Olivas rellenas.
Quizás pueda resultar extraño que yo piense esto, formando como formo parte de la competencia, pero algunos badulaques regentados por hindúes le dan mil patadas al negocio de mi madre. La otra tarde estuve en uno donde cohabitaban prácticamente todo tipo de productos básicos e inesperados a una relación calidad-precio realmente sorprendente.

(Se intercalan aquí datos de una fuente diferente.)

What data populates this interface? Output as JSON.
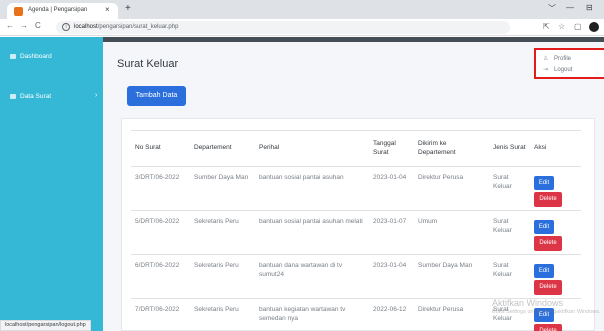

Plantillas recortables para los pies de hasta cuatro modelos diferentes, salsas y latas de conservas de una veintena de variedades, sección refrigerada de ahumados y embutidos, seis tipos diferentes de cerveza, pantalones, camisas y alfombrillas para el automóvil, chucherías de mil formas, tamaños y colores, una completísima sección para el hogar y la higiene que haría palidecer de envidia a las cadenas barriales de El Árbol. Un hipermercado comprimido en poco más de ochenta metros cuadrados con horario flexible a dos pasos de tu casa, una delicia.
Los populares establecimientos chinos suelen ser más voluminosos pero también más inadecuados. Y ciertamente fútiles. ¿Qué insensato precisaría un dragón de resina de medio metro lacado en verde esmeralda para decorar el recibidor? Eso sin enumerar toda una infinita gama categóricamente dudosa de subproductos cuyo inventario sobrepasaría con creces los volúmenes de la biblioteca de Alejandría. Aunque de todas formas, una visita pormenorizada por sus interminables pasillos suele deparar horas y horas de diversión, no exenta de bizarros hallazgos.
Y allí estaba yo, dando vueltas como un poseso, contrastando precios y escudriñando especias como una maruja menopáusica. Toda una tarde invertida de buena gana para al final adquirir una bolsa de panchitos y una lata de olivas rellenas. Pero volvería a repetirla.